I entered the woods first and stood within the rays--although NG says that nobody can ever reach the end of a rainbow because as you move the rainbow moves too. But I was inside of it. My friends told me so. I had no reason to disagree other than having failed to find riches. I had searched everywhere: I turned leaves; I flipped logs; I dug my fingernails deep into the black soil; I found no gold, no evidence of the German myth of God’s bowl--nor did I transform into a woman, as early Europeans believed happened when one passes beneath a rainbow.
For years I felt annoyance; I was cheated out of treasure. How many people find the end of a rainbow? I had stood upon Greenland’s belief of the hem of God’s garment. I had stood in God’s promise that terrestrial life would never again be destroyed by flood (Genesis 9.13-15). I had destroyed insects’ homes within the gates opened by Saint Peter to allow another soul into heaven. But I have lived an emotional kind of hell without my treasure.
"My rainbow should have shown me how to make marriage my top priority: wife first, children second, work last. My rainbow should have told me to not keep score, to play with my partner, to forget ifs and buts."
The treasure that I really needed in high school was the knowledge of how to cope with my father. How to manage his swinging hands and slashing belts. How to hide the bruises and cuts. How to overcome his pushing, choking, grabbing, and kicking my mother and sisters. Today I can simply visit kidshealth.org to read: How to Handle Abuse. But that article has come too late for me as I now fight my own temptations to use these learned tactics.
In early adulthood, I needed advice on ways to keep my first then second wife happy. My rainbow should have shown me how to make marriage my top priority: wife first, children second, work last. My rainbow should have told me to not keep score, to play with my partner, to forget ifs and buts. Men can visit menshealth.com for such advice: 8 Simple Ways to Make Your Marriage Last. Perhaps my wife would not have sought a better partner during our marriage if I had read that piece.

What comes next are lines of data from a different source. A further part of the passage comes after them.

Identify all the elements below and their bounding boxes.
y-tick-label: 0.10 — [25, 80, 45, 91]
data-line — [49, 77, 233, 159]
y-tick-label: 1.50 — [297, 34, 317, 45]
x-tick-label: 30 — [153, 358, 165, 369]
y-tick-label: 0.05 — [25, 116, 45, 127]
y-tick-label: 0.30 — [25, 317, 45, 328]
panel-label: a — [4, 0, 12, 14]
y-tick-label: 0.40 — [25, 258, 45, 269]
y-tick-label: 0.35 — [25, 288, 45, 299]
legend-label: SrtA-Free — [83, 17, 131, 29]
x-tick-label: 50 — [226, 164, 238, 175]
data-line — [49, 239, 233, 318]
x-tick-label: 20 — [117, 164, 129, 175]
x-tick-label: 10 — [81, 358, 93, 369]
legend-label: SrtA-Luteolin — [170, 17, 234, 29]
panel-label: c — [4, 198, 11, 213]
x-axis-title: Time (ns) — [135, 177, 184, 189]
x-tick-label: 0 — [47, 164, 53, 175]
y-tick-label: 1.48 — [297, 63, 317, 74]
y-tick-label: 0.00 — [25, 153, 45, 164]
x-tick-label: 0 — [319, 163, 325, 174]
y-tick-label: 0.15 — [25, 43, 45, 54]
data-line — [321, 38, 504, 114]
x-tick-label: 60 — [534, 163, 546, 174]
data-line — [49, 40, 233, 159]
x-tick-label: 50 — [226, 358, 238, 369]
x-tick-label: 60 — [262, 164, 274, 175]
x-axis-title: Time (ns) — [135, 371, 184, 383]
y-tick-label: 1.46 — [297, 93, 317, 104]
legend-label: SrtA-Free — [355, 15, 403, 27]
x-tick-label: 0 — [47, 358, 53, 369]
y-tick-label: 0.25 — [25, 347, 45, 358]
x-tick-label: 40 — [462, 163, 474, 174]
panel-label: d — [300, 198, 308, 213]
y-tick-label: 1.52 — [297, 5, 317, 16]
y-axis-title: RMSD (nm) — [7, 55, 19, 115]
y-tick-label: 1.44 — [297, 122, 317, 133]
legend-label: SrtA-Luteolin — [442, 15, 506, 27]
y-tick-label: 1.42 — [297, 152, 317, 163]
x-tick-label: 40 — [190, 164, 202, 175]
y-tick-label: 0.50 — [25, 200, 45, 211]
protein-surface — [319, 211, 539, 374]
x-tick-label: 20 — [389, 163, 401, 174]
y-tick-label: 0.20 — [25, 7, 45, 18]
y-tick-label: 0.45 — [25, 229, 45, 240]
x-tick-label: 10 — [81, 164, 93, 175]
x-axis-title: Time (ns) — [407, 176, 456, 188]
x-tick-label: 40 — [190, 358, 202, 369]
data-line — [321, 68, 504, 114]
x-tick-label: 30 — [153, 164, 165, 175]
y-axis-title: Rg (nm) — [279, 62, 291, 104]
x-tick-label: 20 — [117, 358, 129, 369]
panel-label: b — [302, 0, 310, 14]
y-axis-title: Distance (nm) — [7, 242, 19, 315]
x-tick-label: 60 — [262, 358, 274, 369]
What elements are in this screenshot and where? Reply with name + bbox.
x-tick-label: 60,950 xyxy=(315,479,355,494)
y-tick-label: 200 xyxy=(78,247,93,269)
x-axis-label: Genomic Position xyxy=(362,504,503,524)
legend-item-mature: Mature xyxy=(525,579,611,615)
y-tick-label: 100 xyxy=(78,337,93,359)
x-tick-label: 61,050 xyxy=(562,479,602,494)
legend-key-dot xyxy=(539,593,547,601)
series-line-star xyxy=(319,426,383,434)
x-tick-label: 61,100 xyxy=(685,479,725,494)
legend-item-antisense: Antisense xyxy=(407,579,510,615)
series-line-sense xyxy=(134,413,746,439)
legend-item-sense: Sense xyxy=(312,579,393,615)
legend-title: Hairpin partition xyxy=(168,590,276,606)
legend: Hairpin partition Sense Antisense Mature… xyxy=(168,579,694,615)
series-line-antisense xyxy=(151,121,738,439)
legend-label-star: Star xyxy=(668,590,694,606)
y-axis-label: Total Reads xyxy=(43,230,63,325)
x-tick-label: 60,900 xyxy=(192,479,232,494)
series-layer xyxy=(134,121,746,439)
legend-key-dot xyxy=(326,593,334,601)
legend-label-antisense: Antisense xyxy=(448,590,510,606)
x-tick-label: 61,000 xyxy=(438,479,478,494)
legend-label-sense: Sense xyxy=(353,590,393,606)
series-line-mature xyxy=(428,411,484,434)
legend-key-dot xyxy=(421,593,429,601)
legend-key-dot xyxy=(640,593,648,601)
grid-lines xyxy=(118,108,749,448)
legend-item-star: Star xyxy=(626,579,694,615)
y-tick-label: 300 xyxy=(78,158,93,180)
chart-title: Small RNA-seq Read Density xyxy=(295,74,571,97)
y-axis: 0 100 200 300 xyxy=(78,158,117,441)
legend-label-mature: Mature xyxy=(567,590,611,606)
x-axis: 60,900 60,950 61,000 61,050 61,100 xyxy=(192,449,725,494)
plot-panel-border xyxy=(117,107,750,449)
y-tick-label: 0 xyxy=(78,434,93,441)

Today, I wish my rainbow had taught me to deal with grief. There are about 644,000,000 web results that can assist in handling loss. I have struggled with the emotional suffering in being an absent father. I may never truly know my kids. They live in different parts of the country, near their mother. I have missed their first day of school--their first crush, dance, driver’s test. So much more. I know our distance is because of me. I have promised to make things right. But I have failed at that too. Though I have accepted all blame for our detachment, I still have bouts of sadness; I have tears.
On Saturday after scrutinizing the rainbow, I pondered my missed treasure. My conclusion: I hope nobody happens upon a pot of gold, some secrect stash of riches. I believe the absence of something material gave me the strength to deal with life events. Riches would have allowed for me to buy something to mask pain, like many people I know do. My treasure-less rainbow has forced me to grow. It has now become the same representation as the 16th-century German Peasants’ War rainbow flag: a sign of a new era, of hope, and of change.
James Seals is a graduate of The Mountainview Low-Residency MFA in Fiction and Nonfiction. He currently teaches adult education in Austin, Texas.